„Jestem tatą, jak wychowywać dzieci ze zdrowym rozsądkiem”: wreszcie pierwsza książka naszego Armando

Wielu z nas, którzy znają Armando od kilku lat, powiedziało mu, że kiedyś musi napisać książkę. Z taką wrażliwością i ze względu na tak bliski sposób komunikacji musiał dzielić się ze światem swoimi doświadczeniami jako ojcem i szczególną wizją rodzicielstwa.
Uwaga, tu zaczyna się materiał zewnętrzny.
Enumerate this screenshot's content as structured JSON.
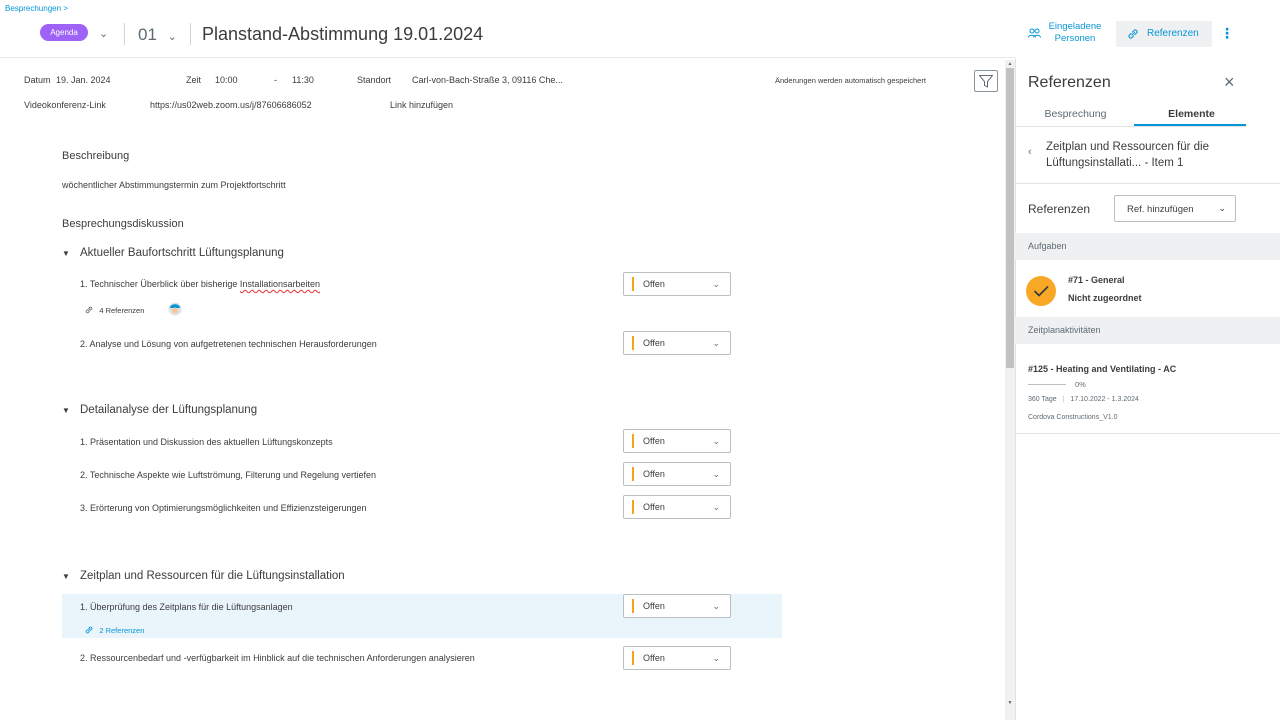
{
  "header": {
    "breadcrumb": "Besprechungen",
    "breadcrumb_chevron": ">",
    "agenda_pill": "Agenda",
    "item_number": "01",
    "title": "Planstand-Abstimmung 19.01.2024",
    "invite_label_1": "Eingeladene",
    "invite_label_2": "Personen",
    "references_label": "Referenzen"
  },
  "meta": {
    "date_label": "Datum",
    "date_value": "19. Jan. 2024",
    "time_label": "Zeit",
    "time_start": "10:00",
    "time_sep": "-",
    "time_end": "11:30",
    "location_label": "Standort",
    "location_value": "Carl-von-Bach-Straße 3, 09116 Che...",
    "autosave": "Änderungen werden automatisch gespeichert",
    "video_label": "Videokonferenz-Link",
    "video_url": "https://us02web.zoom.us/j/87606686052",
    "add_link": "Link hinzufügen"
  },
  "content": {
    "description_heading": "Beschreibung",
    "description_text": "wöchentlicher Abstimmungstermin zum Projektfortschritt",
    "discussion_heading": "Besprechungsdiskussion",
    "groups": [
      {
        "title": "Aktueller Baufortschritt Lüftungsplanung",
        "items": [
          {
            "text_prefix": "1.  Technischer Überblick über bisherige ",
            "text_spell": "Installationsarbeiten",
            "status": "Offen",
            "refs": "4 Referenzen"
          },
          {
            "text": "2.  Analyse und Lösung von aufgetretenen technischen Herausforderungen",
            "status": "Offen"
          }
        ]
      },
      {
        "title": "Detailanalyse der Lüftungsplanung",
        "items": [
          {
            "text": "1.  Präsentation und Diskussion des aktuellen Lüftungskonzepts",
            "status": "Offen"
          },
          {
            "text": "2.  Technische Aspekte wie Luftströmung, Filterung und Regelung vertiefen",
            "status": "Offen"
          },
          {
            "text": "3.  Erörterung von Optimierungsmöglichkeiten und Effizienzsteigerungen",
            "status": "Offen"
          }
        ]
      },
      {
        "title": "Zeitplan und Ressourcen für die Lüftungsinstallation",
        "items": [
          {
            "text": "1.  Überprüfung des Zeitplans für die Lüftungsanlagen",
            "status": "Offen",
            "refs": "2 Referenzen"
          },
          {
            "text": "2.  Ressourcenbedarf und -verfügbarkeit im Hinblick auf die technischen Anforderungen analysieren",
            "status": "Offen"
          }
        ]
      }
    ]
  },
  "panel": {
    "title": "Referenzen",
    "tabs": [
      "Besprechung",
      "Elemente"
    ],
    "active_tab": "Elemente",
    "item_title_1": "Zeitplan und Ressourcen für die",
    "item_title_2": "Lüftungsinstallati... - Item 1",
    "references_label": "Referenzen",
    "add_reference": "Ref. hinzufügen",
    "tasks_heading": "Aufgaben",
    "task_title": "#71 - General",
    "task_status": "Nicht zugeordnet",
    "activities_heading": "Zeitplanaktivitäten",
    "activity_title": "#125 - Heating and Ventilating - AC",
    "activity_progress": "0%",
    "activity_duration": "360 Tage",
    "activity_dates": "17.10.2022 - 1.3.2024",
    "activity_project": "Cordova Constructions_V1.0"
  },
  "colors": {
    "accent": "#0696d7",
    "agenda_pill": "#9e63f6",
    "status_bar": "#faa21b",
    "task_check": "#f9a826",
    "row_highlight": "#e9f4fb"
  }
}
Słuchał nas: z przyjemnością ogłaszamy, że w końcu, właśnie ukazała się jego pierwsza książka „Jestem tatą, jak wychowywać dzieci ze zdrowym rozsądkiem”.

Jest to książka gotowana z miłością, pełna sensu, uczuć i wielu z tego, co zostało tu powiedziane w Babies i nie tylko. Ale jest to także książka ze zdziwieniem, ponieważ jako jedna nie wystarczyła na wszystko, co zostało zapisane, Wkrótce pojawią się jeszcze dwie książki.

Dla tych, którzy go nie znają, Armando Bastida jest redaktorem „Niemowląt” i nie tylko przez prawie dziesięć lat, ale jest także pielęgniarką pediatryczną, a przede wszystkim ojcem trojga dzieci (11, 8 i 4 lat), które zmieniły jego życie i jego koncepcja rodzicielstwa.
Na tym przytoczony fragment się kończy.